La nouvelle initiative de la Commission européenne ressemble au Conseil économique transatlantique. Ce dernier vise à renforcer la coopération économique entre l’Union européenne et les États-Unis. Le projet de l’exécutif européen a pour but d’accélérer la suppression des barrières commerciales auxquelles sont confrontées les entreprises européennes, qui tentent de s’établir en Chine, en proposant des solutions « concrètes et régulières » (EURACTIV 07/05/07).

Cependant, aucune mesure spécifique n’a encore été annoncée et le commissaire européen au Commerce, Peter Mandelson, a déclaré que l’UE continuerait parallèlement à se réserver le droit de prendre les mesures appropriées pour lutter contre le commerce déloyal, le dumping et les distorsions du marché lorsqu’elles ont un impact sur le commerce.

Coopérer en matière de commerce illégal

Un sujet très controversé dans les relations commerciales bilatérales est l’augmentation de la production chinoise de produits contrefaits, allant des DVD pirates aux jouets contrefaits, en passant par les pièces de voitures et les médicaments non autorisés. Selon l’UE, environ 80% des produits contrefaits sur le marché mondial proviennent de la Chine. Il est donc nécessaire de prendre des mesures pour lutter contre l’afflux de produits faux et contrefaits à destination de l’Europe, a déclaré M. Mandelson.

Il a néanmoins souligné que la Chine avait accéléré sa lutte contre le piratage, affirmant que depuis sa prise de fonction comme commissaire en 2004, le pays était passé d’un état de déni à un état de mobilisation nationale.

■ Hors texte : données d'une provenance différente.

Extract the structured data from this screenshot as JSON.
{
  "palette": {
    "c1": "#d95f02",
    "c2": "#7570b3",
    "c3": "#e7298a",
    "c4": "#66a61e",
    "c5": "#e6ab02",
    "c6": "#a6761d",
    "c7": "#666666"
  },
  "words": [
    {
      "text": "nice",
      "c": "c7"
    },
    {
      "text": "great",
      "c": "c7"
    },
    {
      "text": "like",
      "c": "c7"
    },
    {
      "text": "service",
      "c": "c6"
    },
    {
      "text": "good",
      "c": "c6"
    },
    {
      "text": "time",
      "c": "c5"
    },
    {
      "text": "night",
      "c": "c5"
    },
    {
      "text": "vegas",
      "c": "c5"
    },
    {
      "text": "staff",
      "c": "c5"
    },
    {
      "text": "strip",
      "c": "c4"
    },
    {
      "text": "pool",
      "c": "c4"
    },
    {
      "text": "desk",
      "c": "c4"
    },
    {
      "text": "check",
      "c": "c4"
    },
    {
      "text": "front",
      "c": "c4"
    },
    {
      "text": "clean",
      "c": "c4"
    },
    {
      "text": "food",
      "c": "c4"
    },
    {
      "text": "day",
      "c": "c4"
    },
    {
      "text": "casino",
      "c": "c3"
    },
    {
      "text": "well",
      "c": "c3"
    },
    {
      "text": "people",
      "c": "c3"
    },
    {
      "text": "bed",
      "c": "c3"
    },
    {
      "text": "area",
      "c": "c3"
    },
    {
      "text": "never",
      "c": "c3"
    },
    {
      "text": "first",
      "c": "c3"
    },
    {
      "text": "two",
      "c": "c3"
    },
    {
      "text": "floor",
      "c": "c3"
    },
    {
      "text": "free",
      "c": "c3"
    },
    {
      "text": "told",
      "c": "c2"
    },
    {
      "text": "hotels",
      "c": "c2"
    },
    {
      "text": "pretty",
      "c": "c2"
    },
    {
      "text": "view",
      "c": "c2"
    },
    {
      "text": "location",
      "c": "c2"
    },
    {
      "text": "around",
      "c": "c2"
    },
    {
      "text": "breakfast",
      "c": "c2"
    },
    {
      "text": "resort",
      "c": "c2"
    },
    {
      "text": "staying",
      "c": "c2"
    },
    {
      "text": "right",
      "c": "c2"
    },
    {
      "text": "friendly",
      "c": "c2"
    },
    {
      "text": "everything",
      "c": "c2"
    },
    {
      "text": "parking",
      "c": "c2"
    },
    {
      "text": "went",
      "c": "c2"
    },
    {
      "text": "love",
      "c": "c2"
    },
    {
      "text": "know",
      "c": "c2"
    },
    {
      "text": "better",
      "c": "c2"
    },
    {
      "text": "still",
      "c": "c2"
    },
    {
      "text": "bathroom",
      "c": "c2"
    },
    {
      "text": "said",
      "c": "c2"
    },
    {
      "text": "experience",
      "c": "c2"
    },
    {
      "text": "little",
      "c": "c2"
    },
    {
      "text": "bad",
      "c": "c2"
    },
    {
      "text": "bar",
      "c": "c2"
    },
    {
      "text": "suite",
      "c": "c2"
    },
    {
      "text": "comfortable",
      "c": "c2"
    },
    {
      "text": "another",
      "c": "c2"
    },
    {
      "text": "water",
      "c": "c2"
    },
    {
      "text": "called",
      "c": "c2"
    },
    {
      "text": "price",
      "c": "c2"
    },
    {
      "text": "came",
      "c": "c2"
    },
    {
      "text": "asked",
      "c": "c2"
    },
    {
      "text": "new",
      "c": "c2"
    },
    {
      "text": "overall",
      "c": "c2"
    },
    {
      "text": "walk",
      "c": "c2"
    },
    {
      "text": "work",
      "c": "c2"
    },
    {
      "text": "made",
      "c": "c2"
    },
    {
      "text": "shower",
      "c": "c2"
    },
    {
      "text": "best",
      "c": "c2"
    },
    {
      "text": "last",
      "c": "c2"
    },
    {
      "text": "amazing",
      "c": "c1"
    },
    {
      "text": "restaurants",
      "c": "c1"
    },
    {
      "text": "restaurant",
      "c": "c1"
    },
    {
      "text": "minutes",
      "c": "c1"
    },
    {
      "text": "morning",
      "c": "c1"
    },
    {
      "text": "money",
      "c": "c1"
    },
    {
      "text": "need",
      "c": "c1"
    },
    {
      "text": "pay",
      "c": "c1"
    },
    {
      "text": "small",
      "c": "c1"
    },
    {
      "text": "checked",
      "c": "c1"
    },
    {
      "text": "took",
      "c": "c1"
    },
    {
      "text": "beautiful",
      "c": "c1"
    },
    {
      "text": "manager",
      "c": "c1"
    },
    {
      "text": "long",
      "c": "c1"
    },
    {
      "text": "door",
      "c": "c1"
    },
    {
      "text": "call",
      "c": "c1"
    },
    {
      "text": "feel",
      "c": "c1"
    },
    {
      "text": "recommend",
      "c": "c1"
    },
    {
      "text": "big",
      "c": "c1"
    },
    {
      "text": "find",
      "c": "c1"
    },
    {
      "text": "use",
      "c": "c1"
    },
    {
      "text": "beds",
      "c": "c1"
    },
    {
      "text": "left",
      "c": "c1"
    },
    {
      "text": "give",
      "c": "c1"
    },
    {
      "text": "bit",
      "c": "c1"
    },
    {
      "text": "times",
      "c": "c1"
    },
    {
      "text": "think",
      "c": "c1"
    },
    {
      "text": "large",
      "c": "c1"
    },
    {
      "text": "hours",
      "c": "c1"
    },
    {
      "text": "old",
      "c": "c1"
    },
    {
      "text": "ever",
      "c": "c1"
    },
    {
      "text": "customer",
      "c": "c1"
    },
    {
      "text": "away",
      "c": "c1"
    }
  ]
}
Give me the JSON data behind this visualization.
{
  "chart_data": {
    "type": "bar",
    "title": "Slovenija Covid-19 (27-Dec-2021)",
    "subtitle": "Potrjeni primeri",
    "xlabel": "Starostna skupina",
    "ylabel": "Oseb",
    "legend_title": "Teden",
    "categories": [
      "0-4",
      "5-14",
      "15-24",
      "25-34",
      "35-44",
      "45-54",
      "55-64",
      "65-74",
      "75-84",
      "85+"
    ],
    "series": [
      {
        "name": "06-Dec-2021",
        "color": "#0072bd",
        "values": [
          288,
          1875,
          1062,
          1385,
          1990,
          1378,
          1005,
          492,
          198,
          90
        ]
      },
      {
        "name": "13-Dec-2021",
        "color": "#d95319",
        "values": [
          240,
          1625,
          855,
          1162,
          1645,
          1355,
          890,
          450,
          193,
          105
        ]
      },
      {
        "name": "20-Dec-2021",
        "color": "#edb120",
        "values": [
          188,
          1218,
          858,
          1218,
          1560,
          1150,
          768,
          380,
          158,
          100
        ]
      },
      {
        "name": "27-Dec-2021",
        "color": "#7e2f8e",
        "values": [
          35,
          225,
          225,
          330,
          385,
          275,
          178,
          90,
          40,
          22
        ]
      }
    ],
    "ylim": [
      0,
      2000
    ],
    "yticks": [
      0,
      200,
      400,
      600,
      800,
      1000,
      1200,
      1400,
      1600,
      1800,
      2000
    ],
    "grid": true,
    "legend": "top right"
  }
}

Les deux parties ont approuvé la signature d’un plan d’action commun sur les droits de douane en matière de DPI, afin d’encourager la coopération aux frontières sur la saisie de biens contrefaits et de mettre en œuvre des mesures concrètes destinées à réduire la vente de ces produits, lors du prochain sommet UE-Chine.

Climat et énergie

D’après M. Barroso, la Chine est maintenant prête à travailler avec l’UE pour faire progresser les négociations visant à présenter un pacte international sur le climat. Les commissaires ont salué le fait que la Chine soit d’accord pour inclure ses politiques nationales de réduction des émissions dans un accord international, a déclaré le président de la Commission. Sous réserve que les pays développés ne s’engagent à atteindre des objectifs de réduction à moyen terme pour 2020 et qu’un mécanisme de financement efficace soit mis en place pour promouvoir le transfert de technologies.

Il a également affirmé que les deux parties avaient convenu de mettre en place, d’ici la fin de l’année, un mécanisme de coopération bilatérale afin de lutter contre l’abattage illégal du bois. Il a enfin annoncé qu’un nouveau programme de gouvernance environnementale entre l’UE et la Chine, d’une valeur de 15 millions d’euros, serait lancé lors du prochain sommet UE-Chine.

Les deux parties ont également souligné la nécessité de coopérer en matière de normes afin de faciliter le transfert de technologies, en particulier dans les domaines de l’énergie et du développement durable. L’une des principales préoccupations de l’UE sera de répondre aux exigences locales concernant les secteurs chinois de la production et du transport d’électricité, qui limitent actuellement une plus grande implication de l’UE dans le secteur chinois de l’énergie.

Positions :

A la suite de la réunion, le commissaire européen au Commerce, Peter Mandelson, a déclaré qu’il pouvait affirmer en toute honnêteté que les discussions étaient plus rigoureuses et plus réalistes et qu’elles montraient un meilleur degré de compréhension et d’engagement que toute les autres discussions auxquelles il avait participé lors de ses visites à Pékin.

D’après le premier ministre chinois, Wen Jiabao, le nouveau mécanisme de dialogue économique et commercial de haut niveau deviendra une autre plateforme essentielle pour renforcer la confiance entre l’UE et la Chine.